FWIW, Ollama already does most of this: - Cross-platform - Sets up a local API s...

randallsquared · 2025-12-21T22:50:48 1766357448

I assumed from the name that it only ran llama-derived models, rather than whatever is available at huggingface. Is that not the case?

fenykep · 2025-12-21T23:04:53 1766358293

No, they have quite a broad list of models: https://ollama.com/search

[edit] Oh and apparently you can also directly run some models directly from HuggingFace: https://huggingface.co/docs/hub/ollama

ashirviskas · 2025-12-23T02:30:21 1766457021

Just use llama.cpp. Ollama tried to force their custom API (not the openai standard), they obscure the downloaded models making them a pain to use with other implementations, blatantly used llama.cpp as a thin wrapper without communicating it properly and now has to differentiate somehow to start making money.

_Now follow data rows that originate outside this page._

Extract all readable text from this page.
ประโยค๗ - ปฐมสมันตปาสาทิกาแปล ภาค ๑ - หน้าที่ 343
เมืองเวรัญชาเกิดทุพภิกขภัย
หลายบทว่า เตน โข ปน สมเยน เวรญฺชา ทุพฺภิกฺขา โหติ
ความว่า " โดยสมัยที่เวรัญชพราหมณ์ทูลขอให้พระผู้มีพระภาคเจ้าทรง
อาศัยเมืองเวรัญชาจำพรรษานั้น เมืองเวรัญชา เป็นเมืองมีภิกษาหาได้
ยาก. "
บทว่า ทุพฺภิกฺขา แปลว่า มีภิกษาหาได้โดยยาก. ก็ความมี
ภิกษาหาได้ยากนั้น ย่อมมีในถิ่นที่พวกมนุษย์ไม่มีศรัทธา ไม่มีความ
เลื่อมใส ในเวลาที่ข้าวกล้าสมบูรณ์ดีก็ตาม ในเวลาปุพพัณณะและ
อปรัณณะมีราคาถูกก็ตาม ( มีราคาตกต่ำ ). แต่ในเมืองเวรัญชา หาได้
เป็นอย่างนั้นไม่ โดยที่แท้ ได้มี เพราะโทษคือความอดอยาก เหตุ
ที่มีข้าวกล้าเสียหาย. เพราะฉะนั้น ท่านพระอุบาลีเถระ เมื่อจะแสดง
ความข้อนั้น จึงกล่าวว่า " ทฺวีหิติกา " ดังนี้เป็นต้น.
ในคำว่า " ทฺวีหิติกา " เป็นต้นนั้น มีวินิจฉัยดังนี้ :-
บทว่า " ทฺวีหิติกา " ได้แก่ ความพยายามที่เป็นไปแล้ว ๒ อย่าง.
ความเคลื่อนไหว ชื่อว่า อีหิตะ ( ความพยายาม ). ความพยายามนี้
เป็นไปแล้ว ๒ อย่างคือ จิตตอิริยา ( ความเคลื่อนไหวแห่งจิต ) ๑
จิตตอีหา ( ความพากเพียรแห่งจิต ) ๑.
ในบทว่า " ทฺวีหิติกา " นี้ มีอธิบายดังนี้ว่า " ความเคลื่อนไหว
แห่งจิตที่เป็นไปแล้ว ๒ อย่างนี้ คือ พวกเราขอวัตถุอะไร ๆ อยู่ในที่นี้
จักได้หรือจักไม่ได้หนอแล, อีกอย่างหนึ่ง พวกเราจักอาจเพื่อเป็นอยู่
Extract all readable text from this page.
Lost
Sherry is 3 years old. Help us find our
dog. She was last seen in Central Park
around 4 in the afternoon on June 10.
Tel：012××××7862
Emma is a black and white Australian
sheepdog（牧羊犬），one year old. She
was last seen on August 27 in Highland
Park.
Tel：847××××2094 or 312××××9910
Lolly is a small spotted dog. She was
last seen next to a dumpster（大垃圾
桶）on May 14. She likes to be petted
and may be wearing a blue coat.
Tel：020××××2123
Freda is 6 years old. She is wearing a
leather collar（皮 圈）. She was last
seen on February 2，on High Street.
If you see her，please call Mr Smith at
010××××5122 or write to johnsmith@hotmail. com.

If you've ever used a terminal, use llama.cpp. You can also directly run models from llama.cpp afaik.

fenykep · 2025-12-23T13:19:35 1766495975

Yes, I wanted to try it already but setting up an environment with an MI50 was a bit tricky so I wanted to try something I knew first. Now that I have ollama running I will give llama.cpp a shot.

ashirviskas · 2025-12-23T14:15:24 1766499324

Ooh, I have experience with it. If you're on linux, just use Vulkan. If you face any other issues, just google my username + "MI50 32GB vbios reddit". It depends on which vBIOS you have, but that post on reddit has most of the info you may need. Good luck!